前回は、市場の細分化をしていく際の基本的な変数として、「地理・地域」「デモグラフィック」「サイコグラフィック」「行動・態度変数」などがあることを復習しました。

それぞれ重要な変数となりますが、“日本国内の個人消費財”に話しを限定する場合には、やはり「デモグラフィック」による細分化が基本中の基本となるでしょう。

デモグラフィック変数となるのは、性別、年齢、家族構成、所得、職業、社会階層、教育水準、国籍、宗教といったものになります。

かつて“一億総中流”と言われてきた時代には、性別、年齢、家族構成、所得、職業などで事足りていましたが、今後、海外からの労働者の受け入れなどが進行したり、日本人の中での経済格差が拡大していくことを考慮すると、社会階層、教育水準、国籍、宗教もマーケティング分析の際の欠かせない変数となってくると考えられます。

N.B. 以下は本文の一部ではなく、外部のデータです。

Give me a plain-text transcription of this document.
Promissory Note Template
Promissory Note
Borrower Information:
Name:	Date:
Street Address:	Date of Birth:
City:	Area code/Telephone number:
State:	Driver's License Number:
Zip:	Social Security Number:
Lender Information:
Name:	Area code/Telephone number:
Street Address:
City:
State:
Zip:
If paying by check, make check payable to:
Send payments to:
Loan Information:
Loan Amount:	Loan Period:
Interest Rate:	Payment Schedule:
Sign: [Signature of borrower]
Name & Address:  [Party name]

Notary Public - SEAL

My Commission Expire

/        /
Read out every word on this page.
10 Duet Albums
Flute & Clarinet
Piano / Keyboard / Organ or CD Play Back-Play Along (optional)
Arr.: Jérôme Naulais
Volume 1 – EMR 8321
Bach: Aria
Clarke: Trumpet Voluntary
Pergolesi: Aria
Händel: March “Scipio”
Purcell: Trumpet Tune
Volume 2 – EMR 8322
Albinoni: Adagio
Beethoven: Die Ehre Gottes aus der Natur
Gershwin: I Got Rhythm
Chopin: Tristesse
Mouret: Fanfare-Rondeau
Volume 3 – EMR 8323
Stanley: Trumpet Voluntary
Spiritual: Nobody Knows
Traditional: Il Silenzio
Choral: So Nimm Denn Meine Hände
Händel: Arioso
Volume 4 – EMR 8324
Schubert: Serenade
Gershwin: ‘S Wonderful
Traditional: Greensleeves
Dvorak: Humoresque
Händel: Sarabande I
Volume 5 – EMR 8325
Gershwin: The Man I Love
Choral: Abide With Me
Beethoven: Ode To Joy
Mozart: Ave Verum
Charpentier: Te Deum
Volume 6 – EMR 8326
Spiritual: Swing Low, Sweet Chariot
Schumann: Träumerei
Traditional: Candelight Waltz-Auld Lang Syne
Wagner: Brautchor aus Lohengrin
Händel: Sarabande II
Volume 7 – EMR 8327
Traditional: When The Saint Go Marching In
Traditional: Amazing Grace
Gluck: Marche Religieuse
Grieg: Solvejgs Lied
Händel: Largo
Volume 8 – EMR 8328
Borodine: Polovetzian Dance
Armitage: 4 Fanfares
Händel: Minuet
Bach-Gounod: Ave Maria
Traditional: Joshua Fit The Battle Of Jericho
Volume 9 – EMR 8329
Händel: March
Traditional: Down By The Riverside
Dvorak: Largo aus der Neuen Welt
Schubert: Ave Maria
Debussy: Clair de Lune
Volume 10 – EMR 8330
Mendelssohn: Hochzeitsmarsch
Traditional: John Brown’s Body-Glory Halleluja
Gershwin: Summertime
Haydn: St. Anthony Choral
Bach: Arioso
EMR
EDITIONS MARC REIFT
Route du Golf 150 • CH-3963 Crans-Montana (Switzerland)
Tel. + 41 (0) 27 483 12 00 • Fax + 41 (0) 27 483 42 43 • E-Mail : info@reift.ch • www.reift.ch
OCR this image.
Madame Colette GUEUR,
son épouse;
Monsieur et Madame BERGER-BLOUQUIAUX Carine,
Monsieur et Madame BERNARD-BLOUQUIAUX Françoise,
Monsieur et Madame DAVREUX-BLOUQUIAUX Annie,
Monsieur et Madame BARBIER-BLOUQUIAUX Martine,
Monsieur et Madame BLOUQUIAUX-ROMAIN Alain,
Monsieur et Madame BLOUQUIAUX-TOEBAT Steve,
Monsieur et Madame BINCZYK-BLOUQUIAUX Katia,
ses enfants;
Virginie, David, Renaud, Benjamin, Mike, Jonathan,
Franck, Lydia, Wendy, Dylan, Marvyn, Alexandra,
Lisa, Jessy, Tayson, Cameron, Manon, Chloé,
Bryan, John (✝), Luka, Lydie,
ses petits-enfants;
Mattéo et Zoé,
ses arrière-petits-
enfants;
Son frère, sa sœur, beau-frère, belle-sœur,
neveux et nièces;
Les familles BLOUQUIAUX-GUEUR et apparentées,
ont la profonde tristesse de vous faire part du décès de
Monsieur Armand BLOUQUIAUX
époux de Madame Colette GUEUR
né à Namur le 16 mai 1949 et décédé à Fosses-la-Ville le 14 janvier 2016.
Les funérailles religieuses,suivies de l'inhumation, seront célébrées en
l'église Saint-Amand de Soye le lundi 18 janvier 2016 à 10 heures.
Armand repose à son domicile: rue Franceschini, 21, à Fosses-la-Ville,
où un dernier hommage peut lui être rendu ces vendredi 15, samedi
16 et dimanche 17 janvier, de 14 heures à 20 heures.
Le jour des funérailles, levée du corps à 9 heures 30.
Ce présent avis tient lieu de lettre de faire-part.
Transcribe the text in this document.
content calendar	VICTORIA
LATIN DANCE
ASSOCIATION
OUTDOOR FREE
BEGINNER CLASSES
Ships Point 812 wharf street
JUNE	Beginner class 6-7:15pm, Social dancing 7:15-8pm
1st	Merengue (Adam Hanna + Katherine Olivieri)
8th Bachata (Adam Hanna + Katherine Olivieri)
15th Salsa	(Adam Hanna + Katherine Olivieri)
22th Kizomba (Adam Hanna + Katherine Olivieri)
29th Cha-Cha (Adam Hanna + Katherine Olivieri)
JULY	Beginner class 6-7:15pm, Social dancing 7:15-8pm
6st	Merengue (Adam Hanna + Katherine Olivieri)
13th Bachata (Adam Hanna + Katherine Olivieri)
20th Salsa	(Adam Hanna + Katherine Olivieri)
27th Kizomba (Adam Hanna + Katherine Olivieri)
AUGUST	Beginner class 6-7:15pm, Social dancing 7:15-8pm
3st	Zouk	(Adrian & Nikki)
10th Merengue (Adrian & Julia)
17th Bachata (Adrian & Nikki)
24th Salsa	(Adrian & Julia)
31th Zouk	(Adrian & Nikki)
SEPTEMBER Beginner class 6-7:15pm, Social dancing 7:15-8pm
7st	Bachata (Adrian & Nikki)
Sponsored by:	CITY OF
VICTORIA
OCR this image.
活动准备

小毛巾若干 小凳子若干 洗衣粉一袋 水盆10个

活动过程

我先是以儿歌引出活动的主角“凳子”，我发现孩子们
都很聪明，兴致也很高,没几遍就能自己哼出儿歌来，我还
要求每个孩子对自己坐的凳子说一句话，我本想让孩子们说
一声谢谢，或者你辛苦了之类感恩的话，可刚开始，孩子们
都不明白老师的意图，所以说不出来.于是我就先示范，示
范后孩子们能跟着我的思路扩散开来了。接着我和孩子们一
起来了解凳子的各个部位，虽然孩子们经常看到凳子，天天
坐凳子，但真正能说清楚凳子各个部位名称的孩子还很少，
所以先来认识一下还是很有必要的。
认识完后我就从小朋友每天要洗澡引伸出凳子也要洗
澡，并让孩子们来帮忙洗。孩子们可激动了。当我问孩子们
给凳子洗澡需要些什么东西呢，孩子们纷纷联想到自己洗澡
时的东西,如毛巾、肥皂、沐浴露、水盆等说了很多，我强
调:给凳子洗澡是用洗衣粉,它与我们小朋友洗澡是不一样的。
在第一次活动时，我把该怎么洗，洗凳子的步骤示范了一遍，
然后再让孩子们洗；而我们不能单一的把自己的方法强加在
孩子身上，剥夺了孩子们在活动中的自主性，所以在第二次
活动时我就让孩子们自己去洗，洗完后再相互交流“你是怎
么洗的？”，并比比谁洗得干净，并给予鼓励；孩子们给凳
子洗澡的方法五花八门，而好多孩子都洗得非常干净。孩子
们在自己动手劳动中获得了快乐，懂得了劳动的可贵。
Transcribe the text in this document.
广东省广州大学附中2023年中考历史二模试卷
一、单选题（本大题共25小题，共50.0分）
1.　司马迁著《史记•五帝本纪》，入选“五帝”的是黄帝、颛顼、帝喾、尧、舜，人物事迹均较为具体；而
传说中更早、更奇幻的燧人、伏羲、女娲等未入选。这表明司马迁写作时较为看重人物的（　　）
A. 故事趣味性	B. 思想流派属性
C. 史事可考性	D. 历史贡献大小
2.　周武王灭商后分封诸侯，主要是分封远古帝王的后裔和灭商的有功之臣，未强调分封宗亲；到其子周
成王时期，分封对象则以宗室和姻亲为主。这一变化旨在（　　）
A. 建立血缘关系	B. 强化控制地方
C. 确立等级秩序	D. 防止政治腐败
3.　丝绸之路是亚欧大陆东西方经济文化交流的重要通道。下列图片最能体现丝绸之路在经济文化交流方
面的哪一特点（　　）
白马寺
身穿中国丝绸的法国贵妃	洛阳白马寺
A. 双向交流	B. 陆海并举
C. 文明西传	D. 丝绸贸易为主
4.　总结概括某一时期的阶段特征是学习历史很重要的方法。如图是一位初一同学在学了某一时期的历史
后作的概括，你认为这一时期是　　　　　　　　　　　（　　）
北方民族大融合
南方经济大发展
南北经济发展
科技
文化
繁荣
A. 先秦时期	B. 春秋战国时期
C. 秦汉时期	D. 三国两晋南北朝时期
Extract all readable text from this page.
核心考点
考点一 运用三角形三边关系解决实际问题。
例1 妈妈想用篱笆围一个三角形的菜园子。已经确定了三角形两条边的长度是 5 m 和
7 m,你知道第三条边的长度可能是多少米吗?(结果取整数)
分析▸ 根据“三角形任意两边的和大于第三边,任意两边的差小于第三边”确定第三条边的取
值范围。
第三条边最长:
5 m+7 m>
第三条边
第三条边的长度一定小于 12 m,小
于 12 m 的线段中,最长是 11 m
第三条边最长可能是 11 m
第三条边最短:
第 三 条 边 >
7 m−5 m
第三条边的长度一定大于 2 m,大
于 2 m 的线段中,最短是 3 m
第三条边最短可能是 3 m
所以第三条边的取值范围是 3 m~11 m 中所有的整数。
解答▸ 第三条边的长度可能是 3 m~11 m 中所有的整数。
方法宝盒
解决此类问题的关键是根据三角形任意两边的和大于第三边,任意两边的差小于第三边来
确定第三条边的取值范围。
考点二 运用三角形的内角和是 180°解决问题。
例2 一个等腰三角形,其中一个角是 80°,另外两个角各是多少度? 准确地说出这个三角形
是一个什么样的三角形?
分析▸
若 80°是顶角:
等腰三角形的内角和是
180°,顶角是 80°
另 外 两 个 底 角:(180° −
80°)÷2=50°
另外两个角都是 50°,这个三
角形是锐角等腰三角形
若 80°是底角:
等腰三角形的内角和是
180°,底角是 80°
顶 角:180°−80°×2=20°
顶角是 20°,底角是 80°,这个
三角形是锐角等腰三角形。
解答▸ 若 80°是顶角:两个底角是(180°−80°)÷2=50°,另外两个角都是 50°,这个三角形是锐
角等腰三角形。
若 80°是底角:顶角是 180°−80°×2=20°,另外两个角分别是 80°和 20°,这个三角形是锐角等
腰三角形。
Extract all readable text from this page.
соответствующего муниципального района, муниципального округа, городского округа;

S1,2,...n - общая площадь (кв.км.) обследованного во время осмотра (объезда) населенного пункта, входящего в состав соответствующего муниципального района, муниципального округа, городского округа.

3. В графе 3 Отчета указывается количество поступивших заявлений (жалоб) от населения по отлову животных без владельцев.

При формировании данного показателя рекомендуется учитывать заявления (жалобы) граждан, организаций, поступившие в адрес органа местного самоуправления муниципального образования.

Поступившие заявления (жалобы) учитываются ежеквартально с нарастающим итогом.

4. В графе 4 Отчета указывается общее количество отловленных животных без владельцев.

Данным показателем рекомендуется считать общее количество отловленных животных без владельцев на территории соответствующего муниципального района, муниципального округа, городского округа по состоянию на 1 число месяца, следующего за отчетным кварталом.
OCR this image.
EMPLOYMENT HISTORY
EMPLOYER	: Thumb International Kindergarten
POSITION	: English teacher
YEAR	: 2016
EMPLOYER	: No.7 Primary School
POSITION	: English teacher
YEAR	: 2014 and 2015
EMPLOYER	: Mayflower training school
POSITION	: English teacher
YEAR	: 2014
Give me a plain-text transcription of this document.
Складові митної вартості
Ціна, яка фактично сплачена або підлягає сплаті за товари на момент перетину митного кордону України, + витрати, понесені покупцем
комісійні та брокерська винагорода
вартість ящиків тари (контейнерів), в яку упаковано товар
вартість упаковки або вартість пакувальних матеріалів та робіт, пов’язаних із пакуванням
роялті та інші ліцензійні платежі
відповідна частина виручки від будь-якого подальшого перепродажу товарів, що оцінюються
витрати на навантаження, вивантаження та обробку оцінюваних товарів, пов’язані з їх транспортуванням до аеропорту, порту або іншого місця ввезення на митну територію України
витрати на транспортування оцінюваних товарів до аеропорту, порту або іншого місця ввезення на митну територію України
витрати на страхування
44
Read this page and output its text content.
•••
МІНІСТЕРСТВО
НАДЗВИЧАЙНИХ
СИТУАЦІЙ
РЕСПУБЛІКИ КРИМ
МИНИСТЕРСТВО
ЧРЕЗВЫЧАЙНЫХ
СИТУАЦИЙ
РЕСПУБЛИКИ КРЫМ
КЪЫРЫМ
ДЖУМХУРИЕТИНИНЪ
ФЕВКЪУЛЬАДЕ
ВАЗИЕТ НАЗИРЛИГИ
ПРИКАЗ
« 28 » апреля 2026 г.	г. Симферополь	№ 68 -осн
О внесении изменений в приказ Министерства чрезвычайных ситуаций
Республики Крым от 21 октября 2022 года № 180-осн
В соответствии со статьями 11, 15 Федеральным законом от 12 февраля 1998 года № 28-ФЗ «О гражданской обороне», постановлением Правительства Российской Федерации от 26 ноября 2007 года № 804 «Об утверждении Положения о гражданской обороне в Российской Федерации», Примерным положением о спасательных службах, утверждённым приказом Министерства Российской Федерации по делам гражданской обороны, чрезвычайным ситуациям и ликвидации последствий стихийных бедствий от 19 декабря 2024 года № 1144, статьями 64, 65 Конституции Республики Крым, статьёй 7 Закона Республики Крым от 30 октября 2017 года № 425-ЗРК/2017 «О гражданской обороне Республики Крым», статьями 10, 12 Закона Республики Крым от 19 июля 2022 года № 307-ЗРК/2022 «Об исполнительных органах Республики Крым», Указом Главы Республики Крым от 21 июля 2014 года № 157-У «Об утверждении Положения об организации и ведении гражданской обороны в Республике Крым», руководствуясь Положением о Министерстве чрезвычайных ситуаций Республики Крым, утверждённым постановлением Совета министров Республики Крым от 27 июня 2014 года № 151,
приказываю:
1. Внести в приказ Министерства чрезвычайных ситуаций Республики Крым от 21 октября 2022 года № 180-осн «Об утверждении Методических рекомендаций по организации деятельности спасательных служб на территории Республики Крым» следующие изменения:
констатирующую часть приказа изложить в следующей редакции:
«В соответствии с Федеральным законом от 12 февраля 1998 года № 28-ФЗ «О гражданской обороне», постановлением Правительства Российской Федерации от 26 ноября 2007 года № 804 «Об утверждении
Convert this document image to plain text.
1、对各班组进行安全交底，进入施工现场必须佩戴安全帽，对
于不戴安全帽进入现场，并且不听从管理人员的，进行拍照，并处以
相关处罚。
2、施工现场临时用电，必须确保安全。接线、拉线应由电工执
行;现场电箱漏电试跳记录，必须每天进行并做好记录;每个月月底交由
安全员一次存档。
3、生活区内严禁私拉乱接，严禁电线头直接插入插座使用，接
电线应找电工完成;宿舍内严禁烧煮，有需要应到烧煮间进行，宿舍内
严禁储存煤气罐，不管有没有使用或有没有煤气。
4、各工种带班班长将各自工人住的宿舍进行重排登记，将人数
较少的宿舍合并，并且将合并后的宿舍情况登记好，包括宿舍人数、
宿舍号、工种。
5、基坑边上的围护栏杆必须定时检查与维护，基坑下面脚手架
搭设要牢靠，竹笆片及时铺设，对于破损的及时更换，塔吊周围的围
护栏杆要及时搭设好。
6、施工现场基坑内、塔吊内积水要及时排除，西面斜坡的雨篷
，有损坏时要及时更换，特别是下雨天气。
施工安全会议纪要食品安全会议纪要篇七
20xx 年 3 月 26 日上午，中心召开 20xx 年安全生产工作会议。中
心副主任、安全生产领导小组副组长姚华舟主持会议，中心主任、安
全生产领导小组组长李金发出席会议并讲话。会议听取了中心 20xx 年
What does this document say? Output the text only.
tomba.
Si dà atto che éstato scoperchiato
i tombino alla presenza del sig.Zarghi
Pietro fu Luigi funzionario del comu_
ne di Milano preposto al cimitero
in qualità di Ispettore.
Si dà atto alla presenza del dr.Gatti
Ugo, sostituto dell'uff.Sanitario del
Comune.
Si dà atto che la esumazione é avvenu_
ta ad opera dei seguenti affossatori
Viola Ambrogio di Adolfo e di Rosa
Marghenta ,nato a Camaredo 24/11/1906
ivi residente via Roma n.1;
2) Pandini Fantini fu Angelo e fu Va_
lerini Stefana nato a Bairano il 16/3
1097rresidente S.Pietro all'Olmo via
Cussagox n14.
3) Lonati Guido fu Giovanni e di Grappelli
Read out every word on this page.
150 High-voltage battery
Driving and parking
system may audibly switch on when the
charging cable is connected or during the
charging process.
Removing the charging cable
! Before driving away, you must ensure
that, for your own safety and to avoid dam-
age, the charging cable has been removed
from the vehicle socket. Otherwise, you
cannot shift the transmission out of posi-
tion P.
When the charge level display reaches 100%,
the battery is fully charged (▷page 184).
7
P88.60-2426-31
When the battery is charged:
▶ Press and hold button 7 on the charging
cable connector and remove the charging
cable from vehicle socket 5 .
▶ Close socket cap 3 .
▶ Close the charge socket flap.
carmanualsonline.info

また、デモグラフィックには、上記のプロフィールのほか、ライフサイクルとライフステージという要素も加わります。

ライフサイクルは、習い事をはじめる未就学児~小学校低学年、習い事に加え中学進学などが意識されはじめる中・高学年、中学、高校、大学・専門学校、就職といった、多くの日本人が年齢とともに歩んでいくであろう過程とそれを経済的に支え、実際に消費の担い手となる親世代の行動を分析していくことになります。

ライフステージの方は、もっと個別の状態、つまり、同棲中、結婚生活、離婚、再婚、親の介護、マイホーム購入、子どもの誕生など、人生の局面や節目となります。

ライフステージが変化する時は、大きな商機となります。一説によると、新婚の夫婦が結婚式直前から結婚直後6か月の間に、新婚でない家庭の数年分の金額を集中的に消費すると言われています。なので、ブライダル情報をキャッチすることは、結婚式場だけでなく、ファッション、ギフト、美容、不動産、自動車、旅行、家電、保険など、幅広い業界にとって大きな商機となるわけです。

また。ここ数年、エンディング・ノートが流行っておりますが、ノートを書くことを手伝うことは、家族構成、財産、健康状態など、その人と家族のデモグラフィックのほか、趣味、志向、考え方まで分かるわけですから、シニア対象のビジネスにとっては最強のプロファイリング・ツールということになります。

こうした情報は、従来は弁護士や信託銀行など、ごく一部の職業・業種でしか関わってこなかった領域となりますが、どこまで情報を収集してよいのかという倫理面、情報の管理体制などが問いただされていくことになるでしょう。